Tuesday, 28 May 2024

Hamlet - Review

Riverside Studios, London



**


Written by William Shakespeare
Directed by Selina Cadell


Eddie Izzard

With earrings, acrylics, heels and skin-tight leather trousers it is clear that Eddie Izzard’s take on the Prince of Denmark is at least as much about asserting the actor’s femininity as it is about an interpretation of one of Shakespeare’s most enigmatic characters.

As a solo turn that lasts for two and a half hours incl interval this Hamlet is undoubtedly a display of remarkable stamina and fortitude but Izzard’s performance comes across as more about ticking the boxes of ‘doing a Hamlet’ rather than offering any new comment on the play. The clumsily truncated dialogue is frequently rushed and disappointingly for a press night, often stumbled over, and for those not familiar with Shakespeare’s carefully crafted verse the evening will have offered little insight into the nuanced classic yarn. 

Izzard's background in stand-up serves the performance well in the gravedigger scene which is genuinely funny - elsewhere however there needed to have been more matter with less Commedia dell'arte. Playing the final act’s swordfight for laughs, be they intended or not, detracts from the story’s tragedy.
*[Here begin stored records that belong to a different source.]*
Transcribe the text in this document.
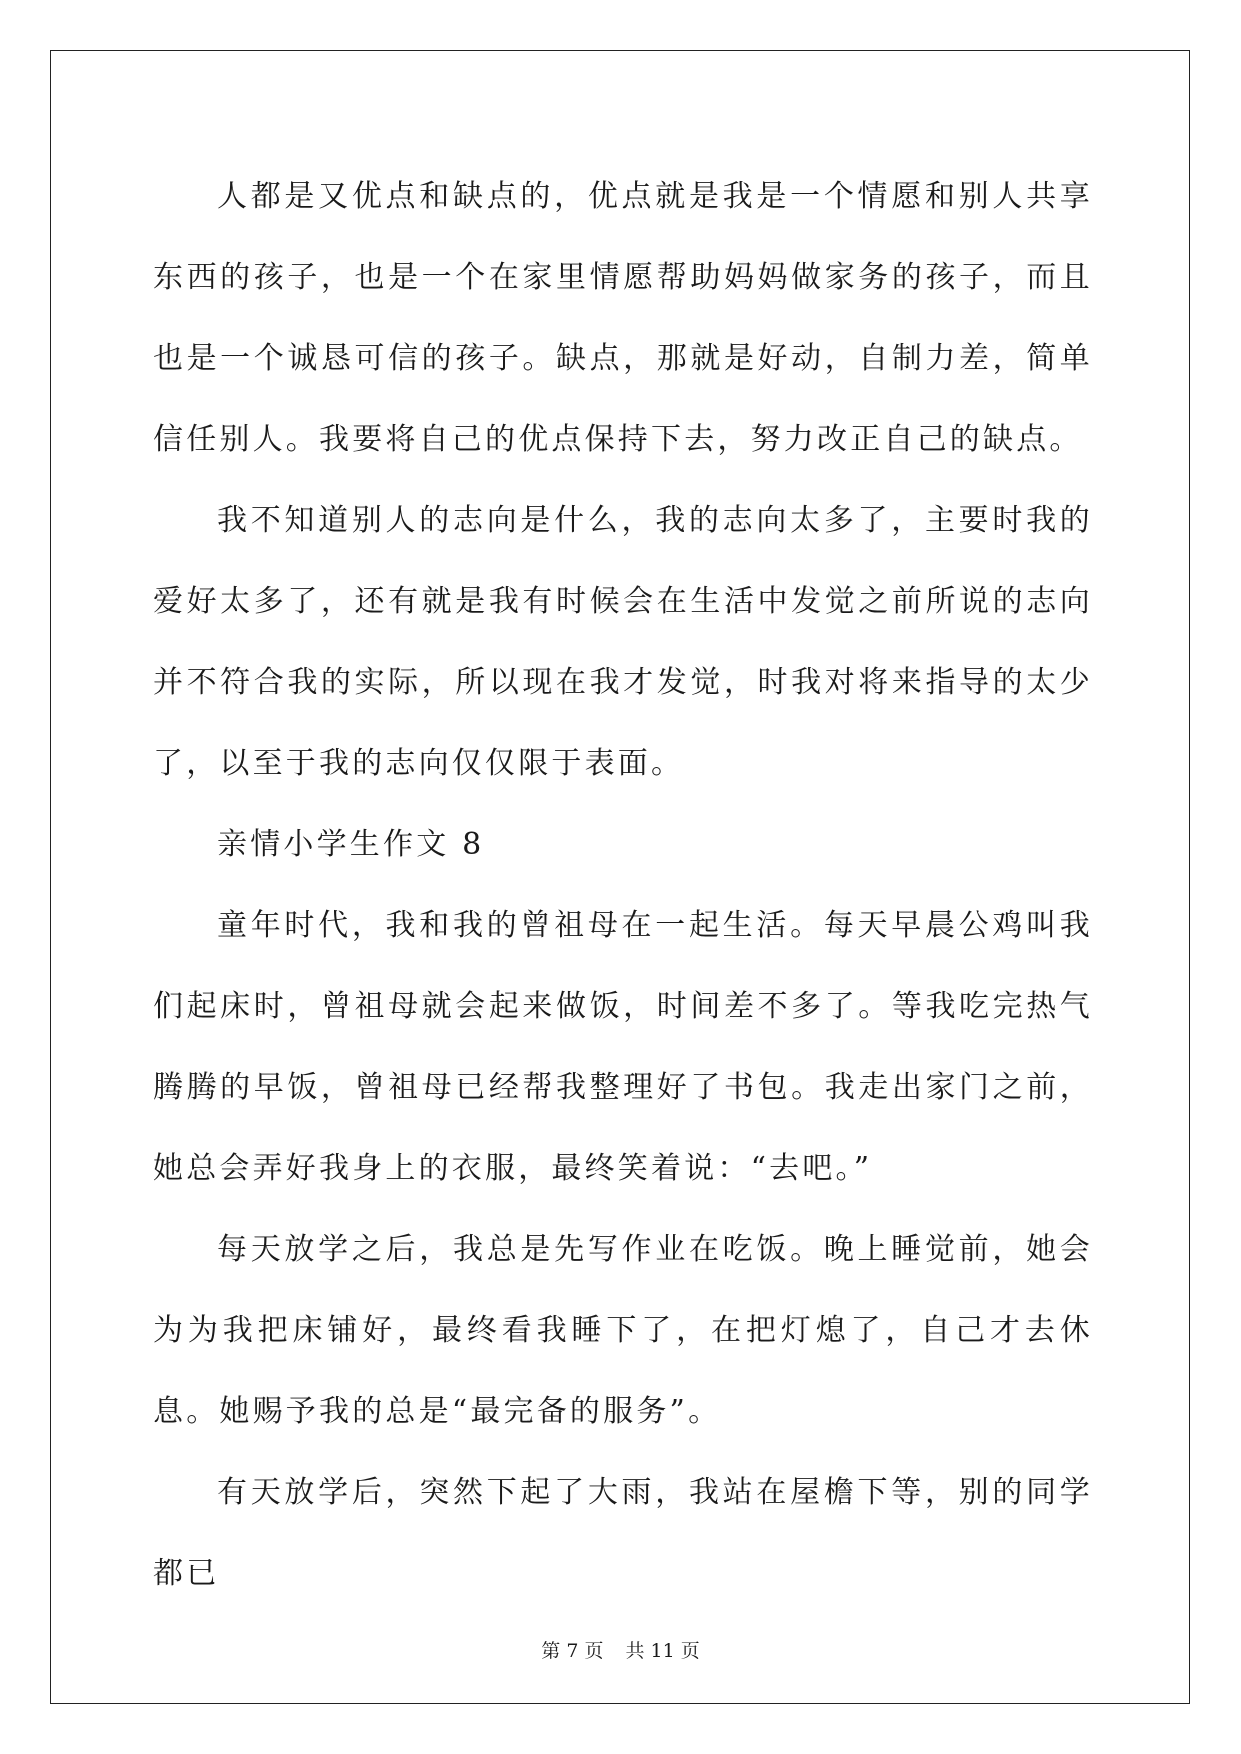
人都是又优点和缺点的，优点就是我是一个情愿和别人共享东西的孩子，也是一个在家里情愿帮助妈妈做家务的孩子，而且也是一个诚恳可信的孩子。缺点，那就是好动，自制力差，简单信任别人。我要将自己的优点保持下去，努力改正自己的缺点。

我不知道别人的志向是什么，我的志向太多了，主要时我的爱好太多了，还有就是我有时候会在生活中发觉之前所说的志向并不符合我的实际，所以现在我才发觉，时我对将来指导的太少了，以至于我的志向仅仅限于表面。

亲情小学生作文 8

童年时代，我和我的曾祖母在一起生活。每天早晨公鸡叫我们起床时，曾祖母就会起来做饭，时间差不多了。等我吃完热气腾腾的早饭，曾祖母已经帮我整理好了书包。我走出家门之前，她总会弄好我身上的衣服，最终笑着说：“去吧。”

每天放学之后，我总是先写作业在吃饭。晚上睡觉前，她会为为我把床铺好，最终看我睡下了，在把灯熄了，自己才去休息。她赐予我的总是“最完备的服务”。

有天放学后，突然下起了大雨，我站在屋檐下等，别的同学都已

第 7 页 共 11 页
Strip away Izzard’s celebrity status and it is hard to imagine this Hamlet commanding much box office success. As Shakespeare himself wrote (in a speech that Izzard's adapter, brother Mark Izzard, has chosen to excise from this production) “it offends me to the soul to hear a robustious periwig-pated fellow tear a passion to tatters, to very rags.” Izzard and director Selina Cadell should have heeded those words.